それに教師になったら、この女がなにを思ってつまらんだ、面白いだ評価してんのか多少なりとも理解できるかもしれないって思ったら、いつの間にか教師になってたんだよ」
「なんてアバウトな……。でも、なんか素敵です。藤川先生は先生の言ってた意味、理解出来たんですか?」
「どうだろうな、わからん。けど、世界から色が消え美術がどんどん廃れる中、クソ真面目に一生懸命鉛筆で、命を宿してる奴を愛弟子として見守って成長を見届けるのは楽しいな」
「さっき先生、私の絵は硬いって言ったじゃないですか」
「硬いとは言ったが、面白くないとは言ってねえよ。色がなくとも巳波の絵は見てて飽きない、成長途中な心がまんま反映されてる絵だ。まあ、水彩画とか描かせらんないのは悔しいけどなあ」
「水彩画って、そんなに良いんですか?」
「俺は好きだったよ、水彩画って色が生きてんだよ。写真の中くらい色彩が残ってりゃみせてやれたんだがなあ」
ふうっとまた煙草をふかす藤川に仕方ないですよ、と慰め程度に巳波は口を開く。
「先生、私もいつか先生のように人に絵の楽しさを教えられるんでしょうか」
「お前ならできるだろ。もしかしたら、巳波が大人になる頃には色が戻ってるかもなあ。そしたら教える楽しさ倍増だな」
ニヤリと悪戯っ子のように笑顔を見せる姿につられて、クスリと微笑み返す。
初めは、この煙の匂いが嫌いで仕方なかった。
けれど、いつのまにかにか心地が良く安心するものに変わり、変化する自分の気持ちに巳波は擽ったさを覚えていた。

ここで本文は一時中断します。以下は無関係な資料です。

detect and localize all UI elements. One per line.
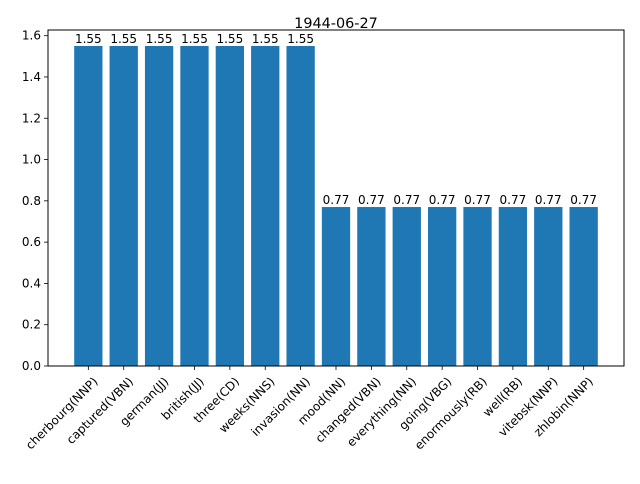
bar-value-label-7: 0.77 bbox=[323, 193, 350, 207]
bar-2 bbox=[144, 46, 174, 366]
bar-0 bbox=[74, 46, 103, 366]
bar-value-label-13: 0.77 bbox=[535, 193, 562, 207]
y-tick-label-1: 0.2 bbox=[22, 318, 41, 332]
y-tick-label-8: 1.6 bbox=[22, 29, 41, 43]
bar-3 bbox=[180, 46, 209, 366]
bar-value-label-11: 0.77 bbox=[464, 193, 491, 207]
y-tick-label-5: 1.0 bbox=[22, 153, 41, 167]
bar-4 bbox=[215, 46, 245, 366]
bar-value-label-14: 0.77 bbox=[570, 193, 597, 207]
plot-frame bbox=[47, 29, 625, 367]
bar-1 bbox=[109, 46, 138, 366]
bar-12 bbox=[498, 207, 528, 366]
value-labels-layer: 1.55 1.55 1.55 1.55 1.55 1.55 1.55 0.77 0.77 0.77… bbox=[75, 32, 597, 207]
y-tick-label-3: 0.6 bbox=[22, 235, 41, 249]
y-axis: 0.0 0.2 0.4 0.6 0.8 1.0 1.2 1.4 1.6 bbox=[22, 29, 48, 373]
y-tick-label-6: 1.2 bbox=[22, 111, 41, 125]
bar-value-label-1: 1.55 bbox=[110, 32, 137, 46]
x-axis: cherbourg(NNP)captured(VBN)german(JJ)bri… bbox=[23, 366, 596, 452]
bar-value-label-2: 1.55 bbox=[146, 32, 173, 46]
y-tick-label-7: 1.4 bbox=[22, 70, 41, 84]
bar-value-label-6: 1.55 bbox=[287, 32, 314, 46]
bar-value-label-9: 0.77 bbox=[393, 193, 420, 207]
bar-5 bbox=[251, 46, 280, 366]
bar-value-label-0: 1.55 bbox=[75, 32, 102, 46]
bar-8 bbox=[357, 207, 386, 366]
chart-title: 1944-06-27 bbox=[294, 16, 378, 32]
bar-value-label-4: 1.55 bbox=[216, 32, 243, 46]
bar-value-label-5: 1.55 bbox=[252, 32, 279, 46]
bar-value-label-12: 0.77 bbox=[500, 193, 527, 207]
bar-9 bbox=[392, 207, 421, 366]
bar-value-label-10: 0.77 bbox=[429, 193, 456, 207]
bar-value-label-3: 1.55 bbox=[181, 32, 208, 46]
bar-14 bbox=[569, 207, 598, 366]
y-tick-label-2: 0.4 bbox=[22, 276, 41, 290]
bar-7 bbox=[321, 207, 351, 366]
bar-value-label-8: 0.77 bbox=[358, 193, 385, 207]
y-tick-label-0: 0.0 bbox=[22, 359, 41, 373]
bar-6 bbox=[286, 46, 315, 366]
bar-11 bbox=[463, 207, 492, 366]
bar-10 bbox=[427, 207, 457, 366]
bar-13 bbox=[534, 207, 563, 366]
y-tick-label-4: 0.8 bbox=[22, 194, 41, 208]
bars-layer bbox=[74, 46, 598, 366]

椅子を引く音が聞こえ、パタパタと窓辺に駆け寄れば、寄り掛かかるように立つ恩師のそばに立ち、外を眺める。
「俺はな、お前の絵。結構好きだよ」
「では、私は先生の煙草の匂い。結構好きです」
顔を見合わせて笑う二人を、大きな風が吹き荒れ煙が包み込む。
目の前の海を見つめる。
どこまでも広がる灰色の海、それが一瞬真っ青に輝いた気がした。
キラキラとまるで魔法のように、美しく光り輝く。
「先生……見て、海が」
巳波が指を指す方に視線を移す、美しく広がる青色に瞳が奪われる。
流れる潮風と共に懐かしい記憶が蘇り、自然と涙が頬を伝う。
陽の光が室内を照らしだし、また大きな風が吹き荒れる。
鉛筆の落ちる音が響き渡る、命を宿す筆を拾う者の姿はもうそこにはなく、ただハラハラと紙が風に煽られめくられる。